The problem for entrepreneurs in this situation?

Total lack of structure —both in terms of business systems and team.

The business is chaotic because of the lack of systems, but the systems can’t exist with the team to create and run them.

And the uncomfortable truth is this…

If the business has grown this big without proper team or infrastructure… there’s usually a serious mindset block going on.

Sometimes, it’s because the entrepreneur is just incapable of slowing down for long enough to think and plan.

Other times, it can be because of a negative prior experience with people — incompetent employees or dishonest business partners, for example.

And so, the advice to “slow down and build systems” often isn’t enough…

That’s when they need more direct intervention from someone who can see under the hood of the business, get their hands dirty and support with the change:

  • Removing the founder from delivery
  • Creating automated / predictable marketing systems
  • Introducing management structure

I suppose it’s a bit like therapy, where there’s a knotted web of stuff that’s been with you since childhood…

It would’ve been better to fix when you were younger, but the next best time to start untangling it is…now!

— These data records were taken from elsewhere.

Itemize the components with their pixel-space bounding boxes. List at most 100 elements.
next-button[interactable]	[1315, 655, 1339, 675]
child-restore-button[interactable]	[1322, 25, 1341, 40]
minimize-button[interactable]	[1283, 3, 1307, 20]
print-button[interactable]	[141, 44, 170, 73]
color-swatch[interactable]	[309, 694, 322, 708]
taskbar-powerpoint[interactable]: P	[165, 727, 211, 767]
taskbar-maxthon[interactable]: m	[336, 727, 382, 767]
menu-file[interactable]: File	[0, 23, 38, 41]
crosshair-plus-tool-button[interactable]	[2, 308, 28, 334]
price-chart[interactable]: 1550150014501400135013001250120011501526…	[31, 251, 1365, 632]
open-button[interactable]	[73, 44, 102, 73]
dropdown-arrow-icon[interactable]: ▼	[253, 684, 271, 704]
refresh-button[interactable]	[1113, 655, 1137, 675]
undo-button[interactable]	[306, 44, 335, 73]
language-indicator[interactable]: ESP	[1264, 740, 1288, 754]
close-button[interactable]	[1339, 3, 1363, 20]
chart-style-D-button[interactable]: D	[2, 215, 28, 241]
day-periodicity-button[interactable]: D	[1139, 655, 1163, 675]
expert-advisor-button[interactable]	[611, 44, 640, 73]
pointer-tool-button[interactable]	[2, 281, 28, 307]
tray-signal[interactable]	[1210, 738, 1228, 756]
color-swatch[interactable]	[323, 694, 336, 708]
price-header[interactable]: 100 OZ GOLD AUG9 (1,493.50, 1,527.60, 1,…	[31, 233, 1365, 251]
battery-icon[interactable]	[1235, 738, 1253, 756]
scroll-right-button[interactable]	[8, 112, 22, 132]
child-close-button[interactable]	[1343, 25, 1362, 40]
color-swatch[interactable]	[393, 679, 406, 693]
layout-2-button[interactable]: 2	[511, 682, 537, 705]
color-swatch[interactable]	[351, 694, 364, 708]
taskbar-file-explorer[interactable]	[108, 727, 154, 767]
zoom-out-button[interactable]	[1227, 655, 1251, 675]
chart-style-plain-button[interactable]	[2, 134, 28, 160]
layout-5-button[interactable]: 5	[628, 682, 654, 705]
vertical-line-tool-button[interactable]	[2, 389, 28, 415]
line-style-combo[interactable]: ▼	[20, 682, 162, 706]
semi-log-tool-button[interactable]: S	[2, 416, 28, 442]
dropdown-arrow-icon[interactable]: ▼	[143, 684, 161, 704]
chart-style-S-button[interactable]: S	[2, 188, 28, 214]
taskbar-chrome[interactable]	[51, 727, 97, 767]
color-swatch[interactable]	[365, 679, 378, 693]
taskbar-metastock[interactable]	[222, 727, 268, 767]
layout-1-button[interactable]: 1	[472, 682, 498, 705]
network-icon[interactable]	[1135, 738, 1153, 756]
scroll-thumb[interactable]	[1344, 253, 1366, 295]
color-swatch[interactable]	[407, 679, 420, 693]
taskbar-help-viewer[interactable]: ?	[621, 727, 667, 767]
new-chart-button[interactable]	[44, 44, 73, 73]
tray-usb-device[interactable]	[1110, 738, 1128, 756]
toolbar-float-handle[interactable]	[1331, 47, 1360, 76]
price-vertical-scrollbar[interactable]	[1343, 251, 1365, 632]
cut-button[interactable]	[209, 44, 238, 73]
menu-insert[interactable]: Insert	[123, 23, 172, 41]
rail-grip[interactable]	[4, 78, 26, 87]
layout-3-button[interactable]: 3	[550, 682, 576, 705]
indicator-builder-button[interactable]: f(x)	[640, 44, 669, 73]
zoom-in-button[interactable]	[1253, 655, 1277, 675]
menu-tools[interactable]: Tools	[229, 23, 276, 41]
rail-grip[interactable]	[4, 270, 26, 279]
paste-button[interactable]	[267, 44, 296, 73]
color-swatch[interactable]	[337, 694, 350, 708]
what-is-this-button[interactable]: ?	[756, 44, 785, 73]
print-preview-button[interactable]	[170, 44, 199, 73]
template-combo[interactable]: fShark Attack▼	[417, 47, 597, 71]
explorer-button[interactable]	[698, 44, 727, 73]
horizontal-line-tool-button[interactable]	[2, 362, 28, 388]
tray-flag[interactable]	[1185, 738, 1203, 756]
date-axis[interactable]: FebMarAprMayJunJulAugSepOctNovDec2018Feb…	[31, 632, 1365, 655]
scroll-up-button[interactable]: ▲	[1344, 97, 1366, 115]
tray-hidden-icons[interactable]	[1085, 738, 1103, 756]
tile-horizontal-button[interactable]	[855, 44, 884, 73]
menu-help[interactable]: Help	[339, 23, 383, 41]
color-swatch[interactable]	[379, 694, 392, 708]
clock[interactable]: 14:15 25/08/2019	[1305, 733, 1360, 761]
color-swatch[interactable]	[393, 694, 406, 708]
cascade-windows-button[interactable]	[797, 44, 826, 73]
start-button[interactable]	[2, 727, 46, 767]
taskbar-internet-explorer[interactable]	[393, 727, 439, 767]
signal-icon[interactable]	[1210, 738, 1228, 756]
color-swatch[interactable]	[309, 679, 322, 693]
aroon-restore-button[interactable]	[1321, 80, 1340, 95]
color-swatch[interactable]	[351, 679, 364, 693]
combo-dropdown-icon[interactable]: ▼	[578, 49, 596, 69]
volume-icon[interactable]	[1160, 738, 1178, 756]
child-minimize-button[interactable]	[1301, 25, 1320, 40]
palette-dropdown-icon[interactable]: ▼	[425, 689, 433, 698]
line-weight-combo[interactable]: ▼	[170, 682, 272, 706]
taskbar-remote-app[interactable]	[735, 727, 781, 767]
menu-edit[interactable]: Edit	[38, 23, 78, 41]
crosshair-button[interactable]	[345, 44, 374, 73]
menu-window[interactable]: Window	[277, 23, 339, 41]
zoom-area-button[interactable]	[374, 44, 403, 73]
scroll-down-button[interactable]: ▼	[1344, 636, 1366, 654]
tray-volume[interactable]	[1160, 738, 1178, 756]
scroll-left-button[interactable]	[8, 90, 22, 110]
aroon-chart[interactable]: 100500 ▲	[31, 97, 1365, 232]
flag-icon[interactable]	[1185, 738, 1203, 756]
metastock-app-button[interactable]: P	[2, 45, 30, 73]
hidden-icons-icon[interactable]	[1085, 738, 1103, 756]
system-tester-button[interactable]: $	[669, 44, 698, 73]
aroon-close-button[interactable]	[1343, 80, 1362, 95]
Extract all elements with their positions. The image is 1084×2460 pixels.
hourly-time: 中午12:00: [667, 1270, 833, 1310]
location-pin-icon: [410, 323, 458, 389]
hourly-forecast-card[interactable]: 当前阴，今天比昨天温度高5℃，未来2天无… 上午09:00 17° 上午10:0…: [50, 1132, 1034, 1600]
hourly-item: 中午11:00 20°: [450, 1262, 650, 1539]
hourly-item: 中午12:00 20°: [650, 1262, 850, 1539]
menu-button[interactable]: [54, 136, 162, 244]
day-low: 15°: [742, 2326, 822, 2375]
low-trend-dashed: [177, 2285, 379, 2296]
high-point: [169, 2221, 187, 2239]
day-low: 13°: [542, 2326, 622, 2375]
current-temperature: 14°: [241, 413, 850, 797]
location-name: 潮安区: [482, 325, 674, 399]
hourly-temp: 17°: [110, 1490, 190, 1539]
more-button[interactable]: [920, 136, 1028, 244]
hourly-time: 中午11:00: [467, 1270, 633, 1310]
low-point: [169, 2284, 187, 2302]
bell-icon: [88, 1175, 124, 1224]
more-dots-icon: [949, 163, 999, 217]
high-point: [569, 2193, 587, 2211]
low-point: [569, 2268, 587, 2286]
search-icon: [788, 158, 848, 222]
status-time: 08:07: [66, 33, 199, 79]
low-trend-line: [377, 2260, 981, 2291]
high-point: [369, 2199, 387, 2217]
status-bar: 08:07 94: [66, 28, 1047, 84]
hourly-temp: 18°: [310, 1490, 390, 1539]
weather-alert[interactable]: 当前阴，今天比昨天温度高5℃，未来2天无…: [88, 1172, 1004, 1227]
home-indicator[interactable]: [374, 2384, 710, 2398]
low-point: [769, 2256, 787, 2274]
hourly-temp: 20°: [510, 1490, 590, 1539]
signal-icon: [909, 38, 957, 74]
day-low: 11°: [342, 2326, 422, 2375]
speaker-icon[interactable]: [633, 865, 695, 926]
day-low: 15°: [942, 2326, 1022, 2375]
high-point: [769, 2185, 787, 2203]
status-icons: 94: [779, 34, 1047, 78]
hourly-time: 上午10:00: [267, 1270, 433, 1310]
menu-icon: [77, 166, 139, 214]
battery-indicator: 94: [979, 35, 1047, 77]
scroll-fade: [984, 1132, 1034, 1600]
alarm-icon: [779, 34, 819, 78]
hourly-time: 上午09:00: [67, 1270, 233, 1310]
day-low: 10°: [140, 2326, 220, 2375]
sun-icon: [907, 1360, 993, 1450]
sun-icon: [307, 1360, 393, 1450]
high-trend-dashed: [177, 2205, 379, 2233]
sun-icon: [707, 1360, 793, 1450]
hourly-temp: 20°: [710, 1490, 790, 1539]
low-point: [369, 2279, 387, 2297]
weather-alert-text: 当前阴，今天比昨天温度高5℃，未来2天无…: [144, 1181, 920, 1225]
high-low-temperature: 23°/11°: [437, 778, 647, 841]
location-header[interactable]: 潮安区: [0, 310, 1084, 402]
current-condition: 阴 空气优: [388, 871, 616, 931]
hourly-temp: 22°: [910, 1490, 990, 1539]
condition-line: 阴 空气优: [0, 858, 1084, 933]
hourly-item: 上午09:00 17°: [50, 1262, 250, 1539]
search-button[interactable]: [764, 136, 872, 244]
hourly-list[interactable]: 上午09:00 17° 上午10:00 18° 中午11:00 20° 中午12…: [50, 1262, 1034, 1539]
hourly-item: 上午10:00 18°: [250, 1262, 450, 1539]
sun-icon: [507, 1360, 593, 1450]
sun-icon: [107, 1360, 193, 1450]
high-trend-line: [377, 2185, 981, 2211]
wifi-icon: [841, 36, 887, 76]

When you’re working this hard, it’s not just your business at stake… it’s your health and family too!


In this newsletter, I’ve described three kinds of entrepreneurs at different stages of business:

  • $100-250k
  • $500k-$1m
  • $1-3m

…and the predictable challenges they face at each level.

At the lower levels, it’s all about doubling-down and maximising what you’ve got. (Without getting distracted or running scared.)

At the higher levels, it’s about positioning your business for scale and building infrastructure that removes you from delivery.

Of course, not all businesses are like this!

There’s a selection bias…

By definition, I only tend to hear from businesses with issues.

But since that’s what this newsletter is all about, there’s a chance it might be useful!

Now, before signing off…

I’m in La Gomera this week, part of the Canary Islands.


It’s for a mastermind event I run over at Creator Empires each year. 

This time we had 19 education entrepreneurs joining us, and it was an absolute blast.

The hardest part of the whole thing is finding a villa big enough to accommodate everyone, but we’ve got it down to a fine art now!

Bringing people together really is the most fun part of what I do, and I hope you and I will get to hang out in person one day!